1886 bringt Julius Maggi die legendäre Fertigwürze auf den Markt. Die Fabrik entwickelt sich zu einem riesigen Unternehmen mit Auswirkungen auf die gesamte Region. Was geschieht mit dem Areal, auf dem bis zu 700 Personen arbeiteten? Welchen Beitrag leistet die Givaudan? Die «verbotene» Stadt öffnet ihre Tore und lässt in Vergangenheit und Zukunft blicken.
 

 

Wann: Sonntag, 10. September
10 bis 16.30 Uhr durchgehend Führungen/Programm
Wo: Kemptpark 1, Fabrikareal, Bahnhof Kemptthal, beim Informationsstand am Fabrikeingang
ÖV: Bahn S7 oder Bus 650 bis Kemptthal
Was: Postenführungen, Filme und Plakatausstellung zur Geschichte des Areals und seiner Arbeiter, zur aktuellen Arealentwicklung und zum ersten Umnutzungsvorhaben der Givaudan AG durch Gaby Weber und Roger Strub, kantonale Denkmalpflege Zürich, Viola Müller, Architektin, Bertram Ernst, Architekt, Mikula Gehrig, Mettler2Invest AG, und durch Givaudan.
Organisation: Kantonale Denkmalpflege Zürich und Givaudan Schweiz AG

Kemptthal

Wer, wie, was? Wieso, weshalb, warum?

Wie wird eine Mühle angetrieben? Was verbirgt sich hinter den vielen Backsteinbauten? Wer oder was ist «Maggi»? Nach was duftet es heute? Wie bringe ich eine Draisine zum fahren? Löse Rätsel und Aufgaben und entdecke dabei die unbekannte Welt einer grossen Fabrikanlage.
 

 

 

Wann: Sonntag, 10. September
10 bis 16.30 Uhr (Dauer ca. 1 Std.)
Wo: Kemptpark 1, Fabrikareal, Bahnhof Kemptthal, beim Informationsstand am Fabrikeingang
ÖV: Bahn S7 oder Bus 650 bis Kemptthal
Was: Erlebnispfad für kleine und grosse Forscher von 5 bis 99 auf dem ganzen Fabrik-Areal, Begleitung durch Bezugspersonen erforderlich. Kemptpark, von 10 bis 16.30 Uhr durchgehend.

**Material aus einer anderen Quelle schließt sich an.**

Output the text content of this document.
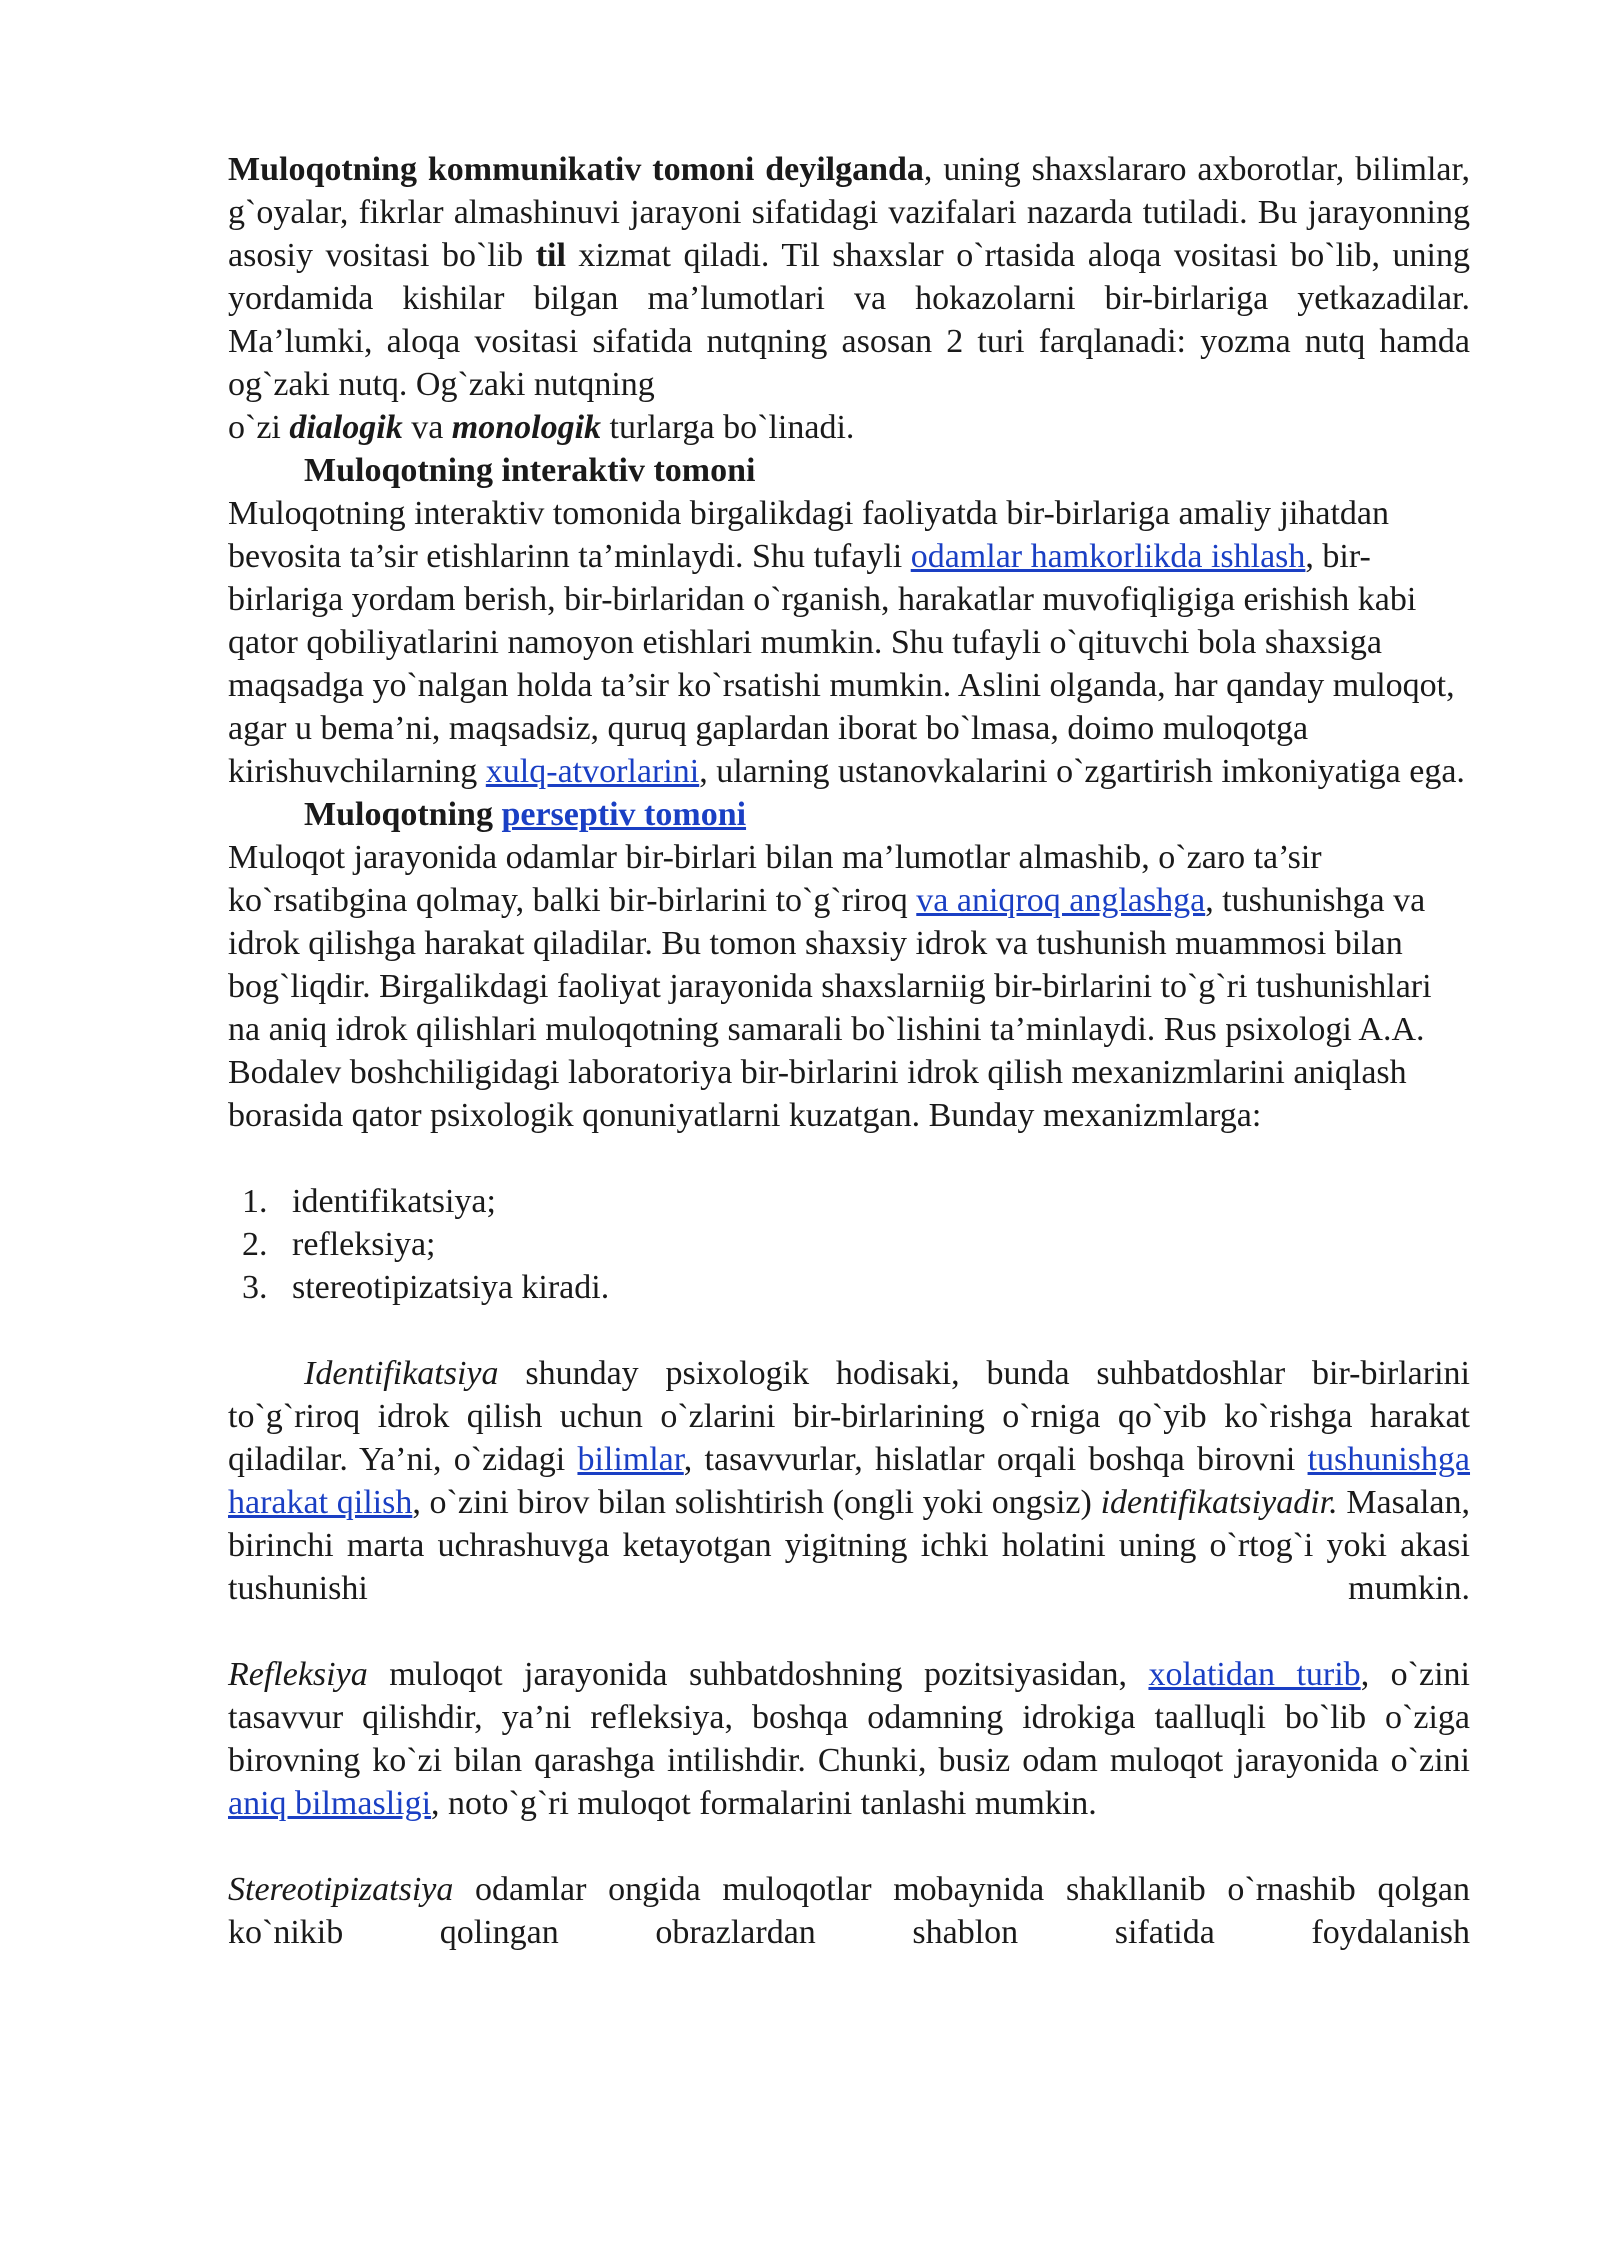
Muloqotning kommunikativ tomoni deyilganda, uning shaxslararo axborotlar, bilimlar, g`oyalar, fikrlar almashinuvi jarayoni sifatidagi vazifalari nazarda tutiladi. Bu jarayonning asosiy vositasi bo`lib til xizmat qiladi. Til shaxslar o`rtasida aloqa vositasi bo`lib, uning yordamida kishilar bilgan ma’lumotlari va hokazolarni bir-birlariga yetkazadilar. Ma’lumki, aloqa vositasi sifatida nutqning asosan 2 turi farqlanadi: yozma nutq hamda og`zaki nutq. Og`zaki nutqning

o`zi dialogik va monologik turlarga bo`linadi.

Muloqotning interaktiv tomoni

Muloqotning interaktiv tomonida birgalikdagi faoliyatda bir-birlariga amaliy jihatdan bevosita ta’sir etishlarinn ta’minlaydi. Shu tufayli odamlar hamkorlikda ishlash, bir-birlariga yordam berish, bir-birlaridan o`rganish, harakatlar muvofiqligiga erishish kabi qator qobiliyatlarini namoyon etishlari mumkin. Shu tufayli o`qituvchi bola shaxsiga maqsadga yo`nalgan holda ta’sir ko`rsatishi mumkin. Aslini olganda, har qanday muloqot, agar u bema’ni, maqsadsiz, quruq gaplardan iborat bo`lmasa, doimo muloqotga kirishuvchilarning xulq-atvorlarini, ularning ustanovkalarini o`zgartirish imkoniyatiga ega.

Muloqotning perseptiv tomoni

Muloqot jarayonida odamlar bir-birlari bilan ma’lumotlar almashib, o`zaro ta’sir ko`rsatibgina qolmay, balki bir-birlarini to`g`riroq va aniqroq anglashga, tushunishga va idrok qilishga harakat qiladilar. Bu tomon shaxsiy idrok va tushunish muammosi bilan bog`liqdir. Birgalikdagi faoliyat jarayonida shaxslarniig bir-birlarini to`g`ri tushunishlari na aniq idrok qilishlari muloqotning samarali bo`lishini ta’minlaydi. Rus psixologi A.A. Bodalev boshchiligidagi laboratoriya bir-birlarini idrok qilish mexanizmlarini aniqlash borasida qator psixologik qonuniyatlarni kuzatgan. Bunday mexanizmlarga:

1. identifikatsiya;
2. refleksiya;
3. stereotipizatsiya kiradi.

Identifikatsiya shunday psixologik hodisaki, bunda suhbatdoshlar bir-birlarini to`g`riroq idrok qilish uchun o`zlarini bir-birlarining o`rniga qo`yib ko`rishga harakat qiladilar. Ya’ni, o`zidagi bilimlar, tasavvurlar, hislatlar orqali boshqa birovni tushunishga harakat qilish, o`zini birov bilan solishtirish (ongli yoki ongsiz) identifikatsiyadir. Masalan, birinchi marta uchrashuvga ketayotgan yigitning ichki holatini uning o`rtog`i yoki akasi tushunishi mumkin.

Refleksiya muloqot jarayonida suhbatdoshning pozitsiyasidan, xolatidan turib, o`zini tasavvur qilishdir, ya’ni refleksiya, boshqa odamning idrokiga taalluqli bo`lib o`ziga birovning ko`zi bilan qarashga intilishdir. Chunki, busiz odam muloqot jarayonida o`zini aniq bilmasligi, noto`g`ri muloqot formalarini tanlashi mumkin.

Stereotipizatsiya odamlar ongida muloqotlar mobaynida shakllanib o`rnashib qolgan ko`nikib qolingan obrazlardan shablon sifatida foydalanish
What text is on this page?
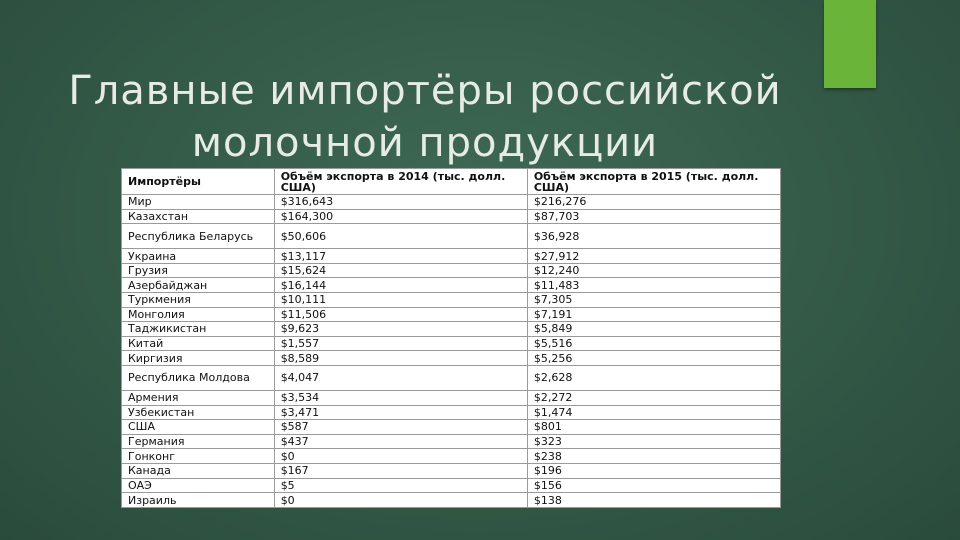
Главные импортёры российской
молочной продукции
Импортёры	Объём экспорта в 2014 (тыс. долл. США)	Объём экспорта в 2015 (тыс. долл. США)
Мир	$316,643	$216,276
Казахстан	$164,300	$87,703
Республика Беларусь	$50,606	$36,928
Украина	$13,117	$27,912
Грузия	$15,624	$12,240
Азербайджан	$16,144	$11,483
Туркмения	$10,111	$7,305
Монголия	$11,506	$7,191
Таджикистан	$9,623	$5,849
Китай	$1,557	$5,516
Киргизия	$8,589	$5,256
Республика Молдова	$4,047	$2,628
Армения	$3,534	$2,272
Узбекистан	$3,471	$1,474
США	$587	$801
Германия	$437	$323
Гонконг	$0	$238
Канада	$167	$196
ОАЭ	$5	$156
Израиль	$0	$138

Für Erwachsene gibt es alte Werbefilme und Plakate sowie Postenführungen zur Geschichte des Areals, zur aktuellen Arealentwicklung und zum ersten Umnutzungsvorhaben durch die kantonale Denkmalpflege, die Areal-Eigentümer und die Architekten.
Organisation: Kantonale Denkmalpflege Zürich und Givaudan Schweiz AG

Zürich

Renaissance an der Bahnhofstrasse: Das Bankhaus Leuenhof

Der «Leuenhof» – ehemaliger Hauptsitz der Bank Leu – und der «Peterhof» – Firmensitz des Bekleidungsgeschäftes «Seiden Grieder» – zählen zu den markantesten Geschäftshäusern an der oberen Bahnhofstrasse.
Sie gelten neben dem an der Börsenstrasse gelegenen Hauptsitz der Schweizerischen Nationalbank als Hauptwerk der renommierten Zürcher Architekten Otto (1880−1959) und Werner Pfister (1884−1950). Die beiden zusammengebauten Geschäftshäuser wurden um 1913 als frühe Eisenbetonbauten errichtet. Ihre moderne Konstruktionsweise verbergen sie hinter einer im Stil der hanseatischen Renaissance gehaltenen Muschelkalk-Fassade mit repräsentativem Treppengiebel. Die Bank Leu wurde 1775 als Staatsbank von Zürich gegründet. Gründungsmitglied und Namensgeber war der spätere Bürgermeister Johann Jacob Leu (1689–1768). Nach der Privatisierung im Jahre 1798 – als Folge des «Franzoseneinfalls» – existierte die Bank als eigenständiges Haus bis zu ihrer Zusammenführung mit der Credit Suisse im Jahr 2012.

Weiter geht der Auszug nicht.